Aircraft carrier USS Nimitz (CVN-68) and its strike group will remain in the Middle East in the wake of threats from officials in the Iranian government on the one-year anniversary of the U.S. killing of Iranian military leader Qasem Soleimani, the Pentagon announced late Sunday.
“Due to the recent threats issued by Iranian leaders against President Trump and other U.S. government officials, I have ordered the USS Nimitz (CVN-68) to halt its routine redeployment,” Acting Secretary of Defense Chris Miller said in the statement.
“USS Nimitz will now remain on station in the U.S. Central Command area of operations. No one should doubt the resolve of the United States of America.”
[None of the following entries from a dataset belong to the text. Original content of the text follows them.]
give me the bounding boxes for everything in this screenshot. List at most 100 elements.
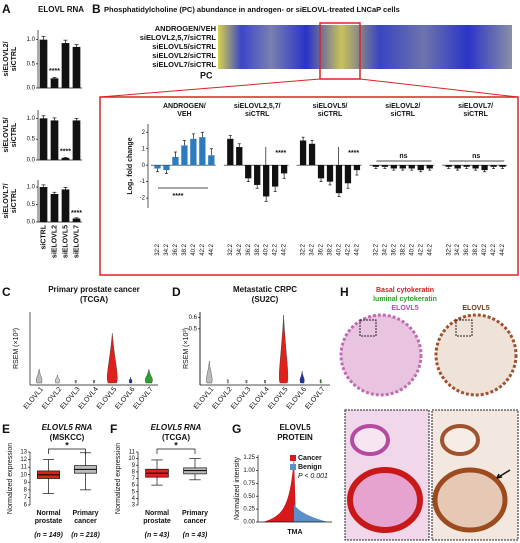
x-tick-label: 32:2 [373,243,379,255]
bar [426,165,433,169]
x-tick-label: 36:2 [173,243,179,255]
zoom-box [455,319,473,337]
bar [499,165,506,167]
bracket [48,448,86,454]
panel-label: C [2,285,11,299]
y-tick-label: 0.5 [27,61,36,67]
violin [107,332,118,384]
chart-title: ELOVL5 RNA [151,423,202,432]
gland [347,467,423,533]
y-tick-label: 8 [24,487,28,493]
annotation: P < 0.001 [298,473,328,480]
x-tick-label: 44:2 [282,243,288,255]
bar [236,147,243,166]
chart-title: ELOVL5 RNA [42,423,93,432]
x-tick-label: 42:2 [200,243,206,255]
bar [408,165,415,169]
bar [344,165,352,184]
row-label: siELOVL2,5,7/siCTRL [140,33,217,42]
count-label: (n = 43) [183,532,208,539]
violin [93,379,95,384]
bar [61,157,70,160]
bar [39,118,48,160]
chart-subtitle: PROTEIN [277,433,313,442]
y-tick-label: 8 [132,469,136,475]
panel-label: A [2,2,11,16]
annotation: **** [71,210,82,217]
y-tick-label: 1.0 [27,116,36,122]
group-label: siCTRL [463,111,488,118]
x-tick-label: 38:2 [473,243,479,255]
bar [353,165,361,171]
row-label: siELOVL7/siCTRL [152,60,216,69]
panel-label: H [340,285,349,299]
legend-swatch [290,455,296,461]
y-tick-label: 0.75 [243,481,255,487]
violin [245,379,248,384]
bar [381,165,388,167]
density [294,504,328,522]
x-tick-label: cancer [74,518,97,525]
inset-box [99,96,519,276]
chart-title: ELOVL RNA [38,5,84,14]
y-tick-label: 13 [20,450,27,456]
bar [50,194,59,222]
y-axis-label: siELOVL7/ [3,183,10,218]
y-axis-label: siCTRL [11,122,18,147]
bar [72,46,81,88]
chart-subtitle: (SU2C) [252,295,279,304]
count-label: (n = 218) [71,532,100,539]
y-tick-label: 4 [132,496,136,502]
x-tick-label: Normal [145,510,169,517]
group-label: siCTRL [391,111,416,118]
chart-title: Primary prostate cancer [48,285,140,294]
y-tick-label: 9 [132,463,136,469]
annotation: ns [472,153,480,160]
y-axis-label: siCTRL [11,188,18,213]
bar [227,138,234,166]
bar [390,165,397,169]
x-tick-label: siELOVL5 [62,225,69,258]
bar [163,165,170,171]
group-label: VEH [177,111,191,118]
y-tick-label: 3 [132,503,136,509]
bar [172,156,179,166]
bar [454,165,461,169]
group-label: siELOVL5/ [312,103,347,110]
y-tick-label: 0.50 [243,494,255,500]
annotation: * [174,440,178,450]
x-tick-label: 40:2 [264,243,270,255]
x-tick-label: siCTRL [40,224,47,249]
arrow [496,469,511,479]
y-tick-label: 10 [20,472,27,478]
y-tick-label: 0.0 [27,158,36,164]
y-tick-label: 5 [132,489,136,495]
count-label: (n = 149) [34,532,63,539]
y-tick-label: 1.25 [243,455,255,461]
x-tick-label: 44:2 [500,243,506,255]
violin [74,379,77,384]
y-tick-label: 0.25 [243,507,255,513]
x-tick-label: 36:2 [391,243,397,255]
violin [226,378,229,384]
violin [36,368,43,384]
x-tick-label: prostate [143,518,171,525]
x-tick-label: 42:2 [346,243,352,255]
bar [245,165,252,179]
bar [39,39,48,88]
y-tick-label: 7 [24,495,28,501]
y-tick-label: -2 [140,196,146,202]
x-tick-label: 36:2 [464,243,470,255]
chart-subtitle: (TCGA) [80,295,108,304]
y-tick-label: 0.00 [243,520,255,526]
panel-label: D [172,285,181,299]
highlight-box [319,22,361,80]
x-tick-label: 38:2 [328,243,334,255]
y-axis-label: siCTRL [11,46,18,71]
bar [299,140,307,166]
y-tick-label: 0.5 [27,202,36,208]
x-tick-label: cancer [184,518,207,525]
x-tick-label: 40:2 [337,243,343,255]
y-tick-label: 0.5 [189,326,198,332]
x-tick-label: 36:2 [246,243,252,255]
On the one-year anniversary of the killing of Soleimani, the leader of Iran’s Quds Forces, Iranian Supreme Leader Ayatollah Ali Khameini and a senior military commander both vowed a retaliatory action against the U.S., reported Military.com.
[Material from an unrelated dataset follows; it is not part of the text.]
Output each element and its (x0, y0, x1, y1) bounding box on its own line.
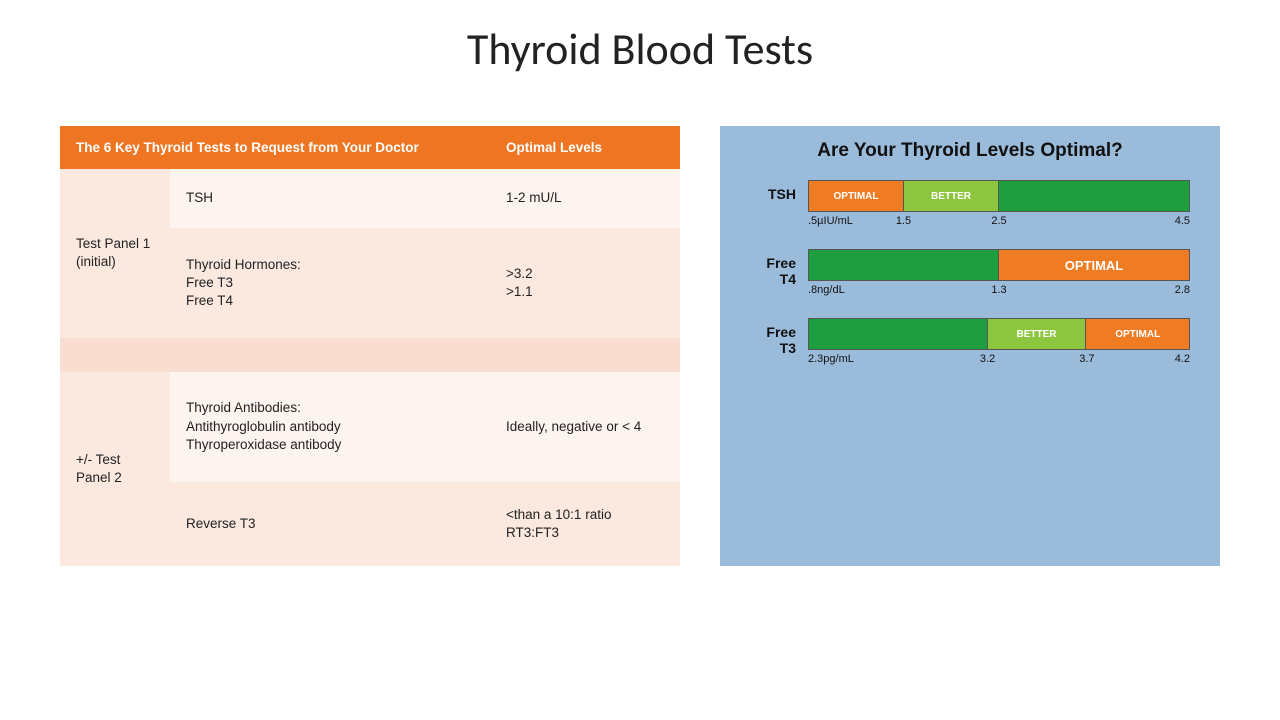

The move from Miller is a reversal of a Thursday statement from the Pentagon in which the acting SECDEF ordered the carrier to end its deployment to U.S. Central Command and return home.
The carrier, its embarked air wing and its escorts have been deployed since June, but due to added precautions due to the COVID-19 pandemic the sailors and Marines assigned to the strike group have been isolated from their families since April.
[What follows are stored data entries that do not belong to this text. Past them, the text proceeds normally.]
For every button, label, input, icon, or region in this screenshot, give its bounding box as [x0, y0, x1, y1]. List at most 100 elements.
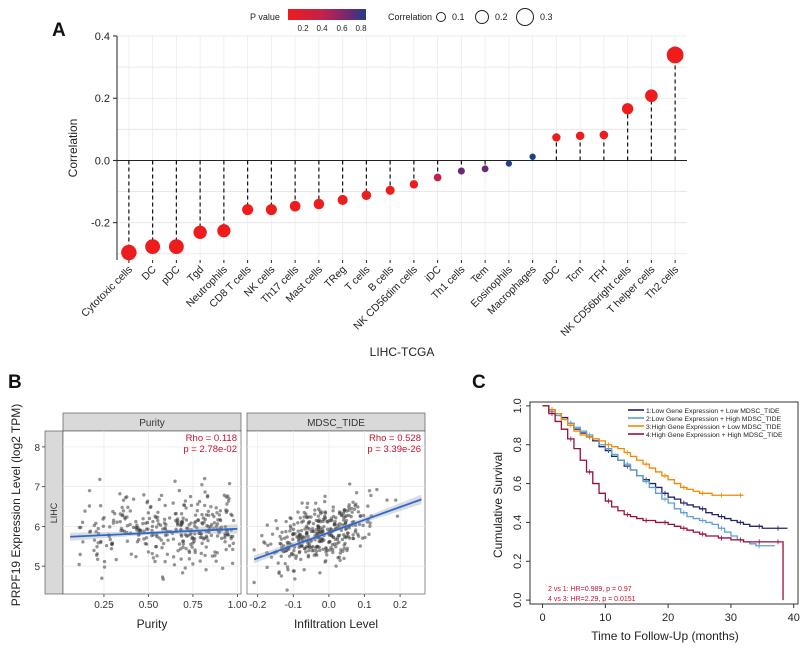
scatter-point	[200, 541, 204, 546]
scatter-point	[306, 545, 310, 549]
scatter-point	[184, 518, 189, 522]
scatter-point	[87, 504, 92, 508]
scatter-point	[118, 512, 123, 516]
scatter-point	[320, 510, 324, 514]
scatter-point	[155, 554, 159, 558]
scatter-point	[111, 509, 115, 514]
scatter-point	[314, 501, 318, 505]
scatter-point	[146, 527, 150, 531]
scatter-point	[310, 527, 315, 531]
size-legend-label: 0.1	[452, 12, 465, 22]
scatter-point	[292, 548, 296, 553]
panel-a-y-tick-label: -0.2	[91, 218, 110, 230]
scatter-point	[217, 513, 222, 517]
facet-x-tick-label: 0.1	[358, 600, 372, 611]
km-legend-label: 4:High Gene Expression + High MDSC_TIDE	[646, 432, 783, 439]
scatter-point	[196, 518, 200, 523]
scatter-point	[361, 523, 365, 528]
pvalue-legend: P value 0.2 0.4 0.6 0.8	[250, 9, 367, 33]
scatter-point	[350, 510, 354, 514]
scatter-point	[225, 509, 229, 513]
scatter-point	[224, 547, 228, 552]
scatter-point	[288, 524, 293, 528]
scatter-point	[331, 535, 335, 539]
scatter-point	[323, 494, 327, 499]
panel-c-y-tick-label: 0.2	[512, 554, 524, 569]
scatter-point	[285, 565, 290, 569]
scatter-point	[128, 522, 132, 527]
facet-x-tick-label: 0.50	[139, 600, 159, 611]
panel-c-y-tick-label: 0.0	[512, 592, 524, 607]
lollipop-dot	[505, 160, 513, 167]
panel-c-axes	[529, 401, 799, 605]
scatter-point	[231, 541, 236, 546]
scatter-point	[99, 540, 103, 545]
scatter-point	[207, 513, 211, 518]
scatter-point	[284, 548, 288, 553]
scatter-point	[297, 545, 301, 550]
scatter-point	[175, 517, 180, 521]
scatter-point	[161, 577, 165, 581]
scatter-point	[92, 548, 96, 553]
pvalue-tick: 0.2	[297, 24, 309, 33]
scatter-point	[213, 553, 217, 558]
scatter-point	[102, 565, 107, 569]
lollipop-dot	[457, 167, 465, 175]
scatter-point	[327, 540, 331, 545]
scatter-point	[343, 541, 347, 546]
scatter-point	[163, 527, 167, 531]
scatter-point	[347, 503, 351, 507]
scatter-point	[150, 551, 154, 556]
panel-a-xlabel: LIHC-TCGA	[370, 345, 435, 359]
scatter-point	[118, 519, 122, 524]
scatter-point	[314, 552, 318, 556]
scatter-point	[340, 537, 345, 542]
scatter-point	[100, 576, 104, 580]
panel-b-label: B	[8, 372, 22, 393]
scatter-point	[346, 534, 351, 539]
scatter-point	[179, 533, 183, 537]
facet-y-tick-label: 6	[34, 522, 40, 533]
scatter-point	[111, 521, 116, 525]
scatter-point	[203, 503, 207, 508]
scatter-point	[270, 532, 275, 536]
scatter-point	[291, 537, 295, 542]
lollipop-dot	[242, 204, 254, 216]
scatter-point	[178, 547, 183, 551]
scatter-point	[218, 509, 223, 513]
scatter-point	[98, 477, 102, 482]
scatter-point	[269, 542, 273, 546]
scatter-point	[175, 523, 180, 527]
pvalue-tick: 0.4	[316, 24, 328, 33]
scatter-point	[181, 545, 185, 549]
scatter-point	[102, 559, 107, 564]
scatter-point	[206, 538, 210, 543]
scatter-point	[281, 549, 286, 554]
scatter-point	[171, 501, 175, 505]
scatter-point	[110, 542, 114, 546]
scatter-point	[155, 534, 159, 539]
scatter-point	[301, 535, 305, 540]
scatter-point	[331, 514, 336, 519]
scatter-point	[171, 537, 176, 541]
lollipop-dot	[621, 103, 634, 115]
scatter-point	[172, 563, 177, 567]
facet-purity-ticks: 0.25 0.50 0.75 1.00 5 6 7 8	[34, 443, 247, 611]
panel-c-y-tick-label: 1.0	[512, 398, 524, 413]
panel-c-y-tick-label: 0.8	[512, 437, 524, 452]
scatter-point	[137, 537, 141, 542]
scatter-point	[311, 544, 315, 549]
scatter-point	[193, 548, 197, 552]
scatter-point	[275, 526, 279, 531]
scatter-point	[357, 522, 362, 527]
lollipop-dot	[385, 185, 395, 195]
scatter-point	[358, 514, 362, 518]
scatter-point	[198, 559, 202, 563]
scatter-point	[292, 569, 296, 573]
scatter-point	[125, 539, 130, 543]
scatter-point	[159, 493, 164, 498]
scatter-point	[351, 536, 355, 541]
scatter-point	[78, 552, 82, 557]
scatter-point	[167, 516, 172, 520]
scatter-point	[298, 516, 303, 520]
Before the Thursday order, Nimitz and the Makin Island Amphibious Ready Group had been operating off the coast of Somalia to support the repositioning of about 700 U.S. troops to other countries in East Africa. The ARG consists of USS Makin Island (LHD-8) and amphibious transport docks USS Somerset (LPD-25) and USS San Diego (LPD-22), and 2,500 Marines from the 15th Marine Expeditionary Unit are embarked aboard the three ships. Makin Island also has a squadron of Marine F-35B Lightning II Joint Strike Fighters aboard.
Aside from a brief exercise with the Indian Navy and the recent mission off the Horn of Africa, Nimitz has been operating in the Persian Gulf, North Arabian Sea and the Gulf of Oman since July as part of the near constant regional U.S. carrier presence that began in May of 2019.